We're taught this by our parents and teachers, by the stories we read, and just by the nature of our simple and uninformed existence as children. Then we become "adults," in the technical sense.
And we quickly realize that those rules? They're highly suspect. Sometimes trying hard doesn't guarantee success. Sometimes good things don't happen at all, and sometimes bad things happen to good people. And fairness? Yeah. It only exists if it's enforced, and it's only selectively enforced--usually by those people in power whom fairness most benefits at that particular moment.

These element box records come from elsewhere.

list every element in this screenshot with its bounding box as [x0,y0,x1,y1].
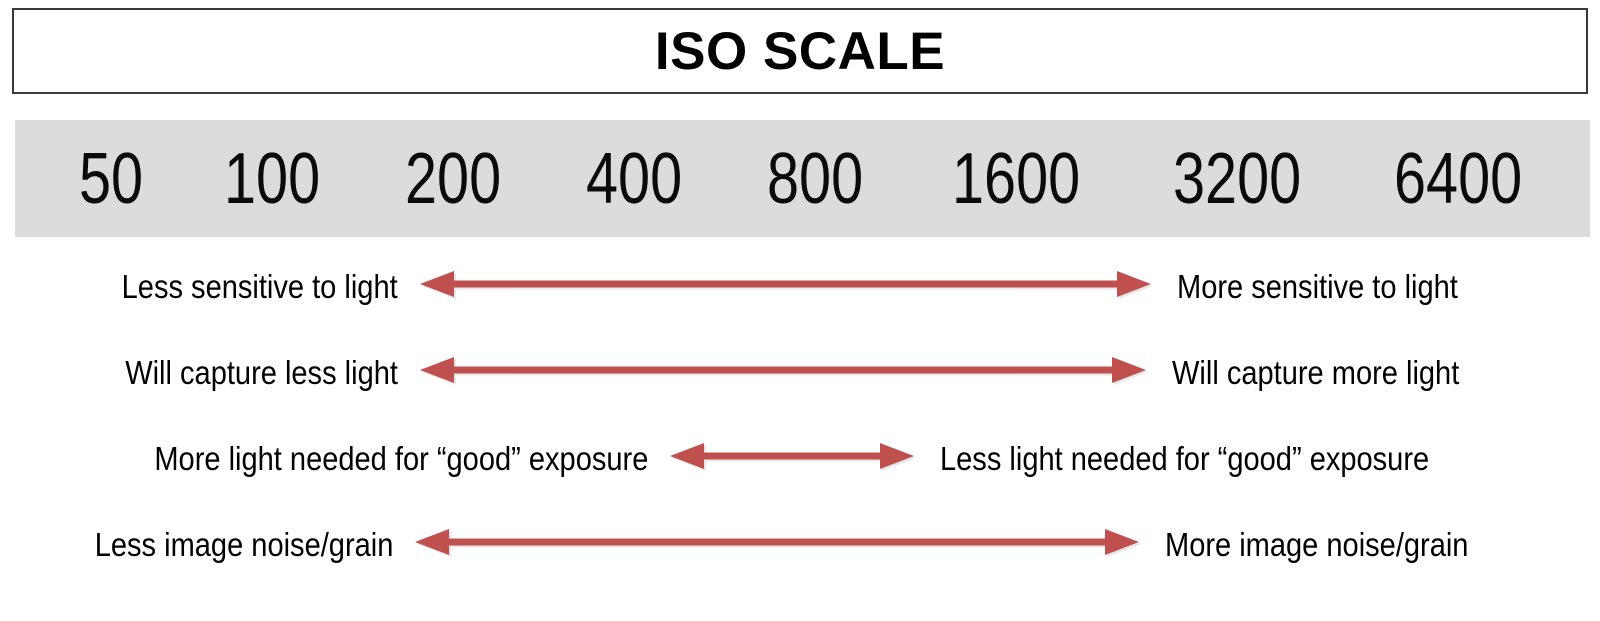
comparison-right-label: More image noise/grain [1165,528,1468,561]
title-box: ISO SCALE [12,8,1588,94]
iso-value: 50 [79,143,143,215]
comparison-right-label: More sensitive to light [1177,270,1458,303]
comparison-row: Less sensitive to light More sensitive t… [0,243,1600,329]
double-arrow-icon [420,266,1155,306]
comparison-right-slot: More image noise/grain [1143,528,1600,561]
comparison-left-slot: More light needed for “good” exposure [0,442,670,475]
iso-value: 200 [405,143,501,215]
comparison-right-label: Less light needed for “good” exposure [940,442,1429,475]
iso-value-band: 50 100 200 400 800 1600 3200 6400 [15,120,1590,237]
iso-value: 400 [586,143,682,215]
comparison-left-slot: Less image noise/grain [0,528,415,561]
comparison-left-label: More light needed for “good” exposure [154,442,648,475]
comparison-right-slot: More sensitive to light [1155,270,1600,303]
comparison-left-label: Will capture less light [125,356,398,389]
double-arrow-icon [415,524,1143,564]
comparison-arrow-slot [420,352,1150,392]
iso-scale-infographic: ISO SCALE 50 100 200 400 800 1600 3200 6… [0,0,1600,621]
double-arrow-icon [420,352,1150,392]
comparison-arrow-slot [420,266,1155,306]
page-title: ISO SCALE [655,25,945,78]
comparison-arrow-slot [415,524,1143,564]
comparison-left-slot: Will capture less light [0,356,420,389]
comparison-row: More light needed for “good” exposure Le… [0,415,1600,501]
iso-value: 3200 [1173,143,1301,215]
comparison-row: Less image noise/grain More image noise/… [0,501,1600,587]
comparison-row: Will capture less light Will capture mor… [0,329,1600,415]
comparison-right-slot: Will capture more light [1150,356,1600,389]
comparison-right-slot: Less light needed for “good” exposure [918,442,1600,475]
double-arrow-icon [670,438,918,478]
comparison-arrow-slot [670,438,918,478]
iso-value: 6400 [1394,143,1522,215]
iso-value: 1600 [952,143,1080,215]
comparison-left-slot: Less sensitive to light [0,270,420,303]
comparison-rows: Less sensitive to light More sensitive t… [0,243,1600,587]
comparison-left-label: Less image noise/grain [94,528,393,561]
comparison-left-label: Less sensitive to light [122,270,398,303]
iso-value: 800 [767,143,863,215]
iso-value: 100 [224,143,320,215]
comparison-right-label: Will capture more light [1172,356,1459,389]
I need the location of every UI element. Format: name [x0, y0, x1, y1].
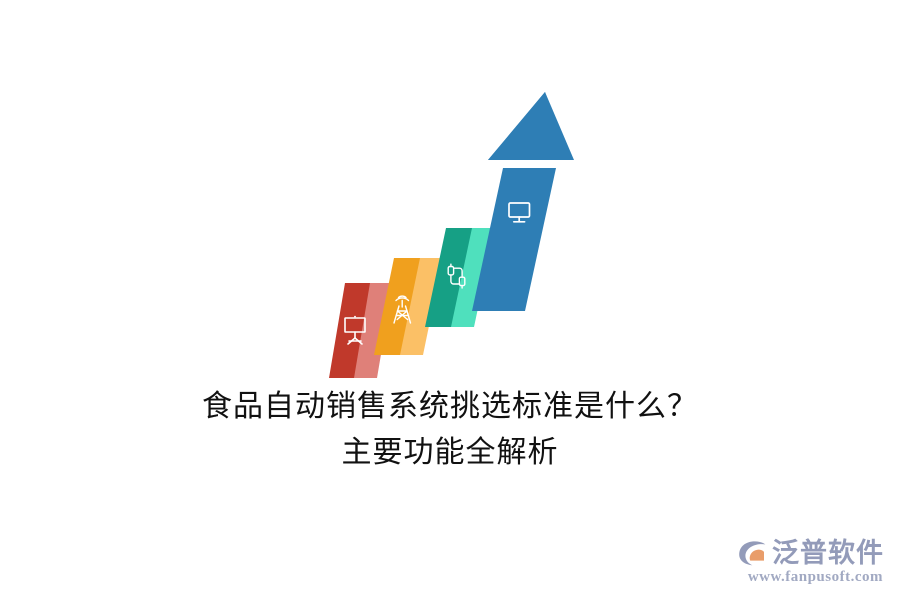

It's not that the world is all bad. It's that when we first discover the world
really isn't all
good, there's a bit of shock and disappointment. Now, we all know, academically, that the world isn't all good... but it's another thing to experience it. Shifting your image of the world from "perfect" to "imperfect" is a much bigger leap than it sounds. There's a big difference between 99% and 100%. That 1% is a sudden, stark realization that there could even be
other things that don't line up with what we believed (or want to believe) about life, and we're suddenly facing the unknown and feeling ill-equipped to handle it.
You've been staring your whole life at this magical gate leading to Adulthood, which we equate to the power of self-determination. When we're grown-ups, it'll mean we've
arrived. You'll call the shots, do what you like, follow your dreams, all of that. Then you finally get to the gate and realize there's an admission fee... and normal business hours... and the rides you want to ride are really, really crowded, and sometimes they're broken... and just getting a goddamned drink is like, what, eight bucks?
Point is, if you give that shock a chance to wear off, it gets better.